MONTREAL — Quebec’s major supermarket chains will all be flying the local produce banner again this summer, despite a tough start.
Glenn Acton, vice president of pricing and promotions for Maxi and Maxi & Co., a subsidiary of Loblaw Cos., said Quebec’s local season started about seven days late after a cold, wet spring, and there were losses in the first plantings of lettuce and potatoes.
With no local strawberries available as the deadline for his June 23 weekly flyer loomed, Pat Calabretta, senior director of purchasing and merchandising for Sobeys Quebec, said it was a challenge to set a price for the province’s 269 IGA stores since he had no idea what quantities he’d have when the flyer came out.
“Right now, our strawberry guys are saying there are none in the field,” Calabretta said on June 10.
“Do you put a price? If we get two weeks of super sunshine, growers are going to have too many berries.”
Metro stores began showcasing Quebec produce in store and in flyers on June 16, said Genevieve Gregoire, communications adviser for Metro Inc.
Gregoire said stores are being encouraged to order specific products, particularly strawberries, raspberries and corn, directly from producers to ensure they’re as fresh as possible.
In August, she said, Metro plans to feature 1.5-quart baskets filled with Quebec vegetables such as potatoes, carrots, green and yellow beans, field tomatoes, fava beans and cucumbers.
The new “Metro & Me” loyalty program will also be used to promote fresh produce this summer through extra points and bonus points, Gregoire said.
Cross promotions will include one with Metro’s Facebook fans, she said. IGA is also interacting with consumers through Facebook with its Vive la bouffe (Long live food!) icon, which announces the arrival of crops such as asparagus and directs fans to the IGA website for recipe ideas.
Acton said Loblaw will introduce new varieties of organic greenhouse tomatoes from Serres Sagami in St. Sophie, Quebec.

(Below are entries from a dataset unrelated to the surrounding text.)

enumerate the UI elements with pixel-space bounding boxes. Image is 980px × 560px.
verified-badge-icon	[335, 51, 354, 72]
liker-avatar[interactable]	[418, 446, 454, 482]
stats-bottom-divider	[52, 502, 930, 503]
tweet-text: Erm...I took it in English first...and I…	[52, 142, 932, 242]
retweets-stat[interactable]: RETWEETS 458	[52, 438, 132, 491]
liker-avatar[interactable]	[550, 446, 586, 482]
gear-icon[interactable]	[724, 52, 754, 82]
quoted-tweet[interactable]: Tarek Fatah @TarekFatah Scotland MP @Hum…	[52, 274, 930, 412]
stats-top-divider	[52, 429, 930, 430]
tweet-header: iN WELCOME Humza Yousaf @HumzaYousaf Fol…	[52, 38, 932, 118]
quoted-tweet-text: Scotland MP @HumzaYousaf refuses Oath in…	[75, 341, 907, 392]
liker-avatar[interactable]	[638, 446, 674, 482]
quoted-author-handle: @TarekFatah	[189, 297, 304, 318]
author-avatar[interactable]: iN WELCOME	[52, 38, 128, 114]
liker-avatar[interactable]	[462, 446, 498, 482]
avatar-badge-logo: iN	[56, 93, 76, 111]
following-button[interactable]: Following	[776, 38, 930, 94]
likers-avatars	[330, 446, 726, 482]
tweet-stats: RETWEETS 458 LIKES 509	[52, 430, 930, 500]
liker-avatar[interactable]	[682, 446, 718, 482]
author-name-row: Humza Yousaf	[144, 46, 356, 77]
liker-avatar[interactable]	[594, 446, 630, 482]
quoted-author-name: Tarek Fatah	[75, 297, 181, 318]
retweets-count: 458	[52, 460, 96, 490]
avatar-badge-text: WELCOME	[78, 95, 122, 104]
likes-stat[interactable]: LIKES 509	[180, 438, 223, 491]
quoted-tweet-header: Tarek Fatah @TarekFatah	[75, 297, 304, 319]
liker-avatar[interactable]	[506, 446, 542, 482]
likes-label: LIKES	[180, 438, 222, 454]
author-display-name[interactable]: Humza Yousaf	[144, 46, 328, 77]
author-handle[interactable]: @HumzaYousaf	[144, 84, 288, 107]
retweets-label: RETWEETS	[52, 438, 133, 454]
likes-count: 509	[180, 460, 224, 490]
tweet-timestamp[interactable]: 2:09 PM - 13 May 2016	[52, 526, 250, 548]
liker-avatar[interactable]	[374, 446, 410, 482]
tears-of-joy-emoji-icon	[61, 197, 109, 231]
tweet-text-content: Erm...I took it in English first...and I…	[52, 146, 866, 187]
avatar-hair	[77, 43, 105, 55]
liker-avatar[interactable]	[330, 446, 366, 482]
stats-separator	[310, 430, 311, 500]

Aside from local produce, Metro plans to promote lesser-known melon varieties such as casaba, crenshaw, canary, santa claus, orange-flesh and galia during the summer, Gregoire said. Calabretta said he’s planning special promotions for stone fruit and tropical fruit.
Acton said demand for Caribbean produce such as roots is growing in Loblaw stores, especially in greater Montreal, and the company is expanding its offering and space dedicated to these vegetables.
While IGA has been committed to supporting local growers for many years, Calabretta said the program only works if the product is good and customers are happy.
“Once it starts affecting our specifications, then we have a problem,” he said.
“Consumers understand if local produce doesn’t look No. 1 because of the rain, but if it goes on for three or four weeks, or if the lettuce has a lot of earth on it, they don’t want excuses, they just want to buy lettuce that looks good and is good for them,” he said.